Mozilla is striking back against PRISM, the secret government program that collects data from the world’s leading Internet companies to spy on U.S. citizens. The Mountain View, Calif.-based software company, known for the Firefox Web browser, launched StopWatching.US on Tuesday to demand full disclosure on which data, communications and interactions are being monitored by the government.

“The revelations about the National Security Agency’s surveillance apparatus, if true, represent a stunning abuse of our basic rights,” the website said. “We demand the U.S. Congress reveal the full extent of the NSA’s spying programs.”

Mozilla is hoping to spark the same enthusiasm it achieved in its successful campaigns against SOPA and PIPA, two anti-piracy bills that were shot down by Congress. Mozilla and others were able to rally hundreds of thousands of people to reach out to their elected officials in that campaign.

“We need to rekindle that energy more than ever so our elected officials take the necessary actions to illuminate how current surveillance polices are being implemented,” Alex Fowler, Mozilla’s privacy and public policy leader, wrote in a blog post.

Fowler detailed four levels of exposure online. The first three levels of online exposure to the government include public online logging activities, geolocation, and unintentionally over-sharing on social networks. Fowler writes how these are pretty well understood, and users can learn about them by reading privacy policies and terms of service for various websites. There are also services that users can use to hide their activity.

Fowler wrote that there is a fourth level that is much more serious: governments, law enforcement and intelligence agencies accessing the private data of U.S. citizens. This kind of exposure is more serious because the government requires companies to give up such data with a court order.

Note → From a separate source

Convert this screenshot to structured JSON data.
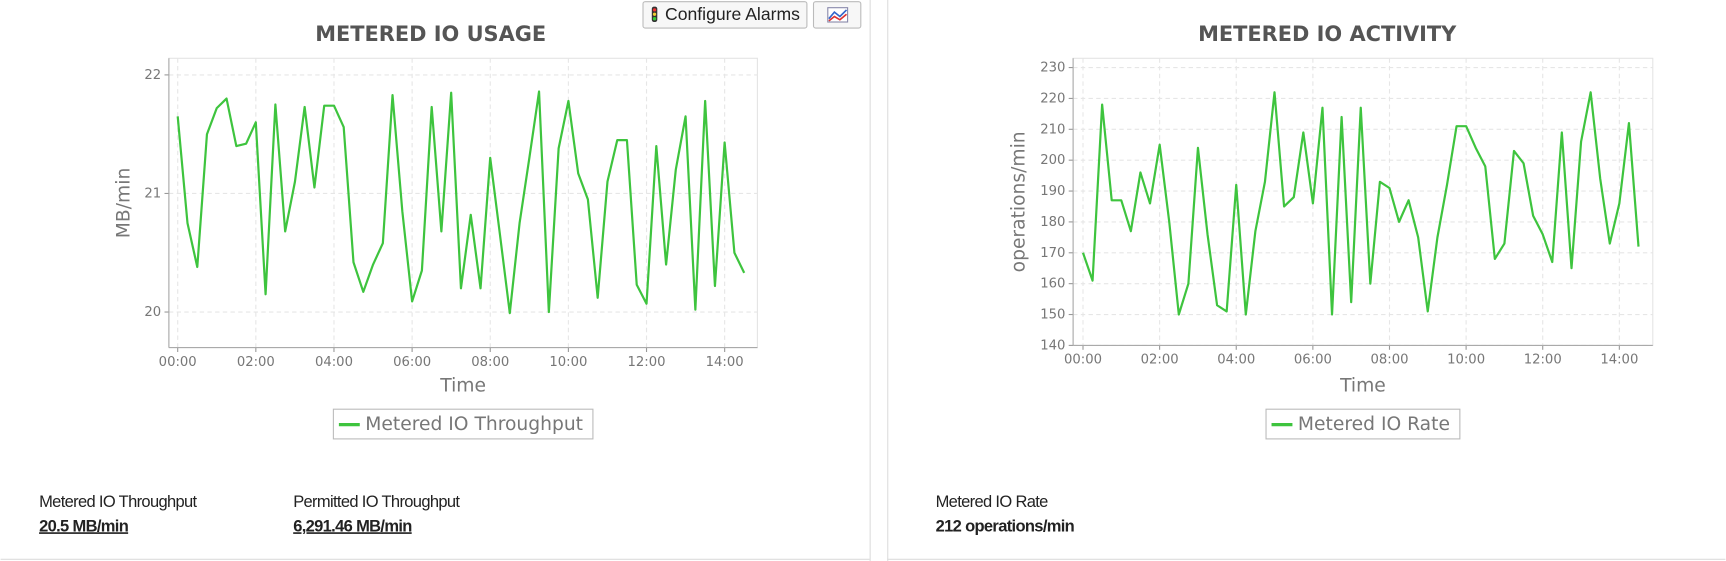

The problem is that the Internet is making it much easier for the government to run this sort of surveillance, even as there is much more data for governments to collect than ever before. Also, users don’t have good ways of knowing what’s happening. These decisions happen behind closed doors, and the court orders often don’t allow companies to inform users.

Fowler said in the blog post that Mozilla has not received any such court orders, but it realizes that it could very well happen. The company has been committed to protecting user privacy and was named the “most trusted Internet company for privacy” in 2012. Mozilla has also been adamant about including privacy features in the Firefox browser, such as “Do Not Track.”

“Mozilla believes in an Internet where we do not have to fear that everything we do is being tracked, monitored and logged by either companies or governments,” Fowler wrote. “And we believe in a government whose actions are visible, transparent and accountable.”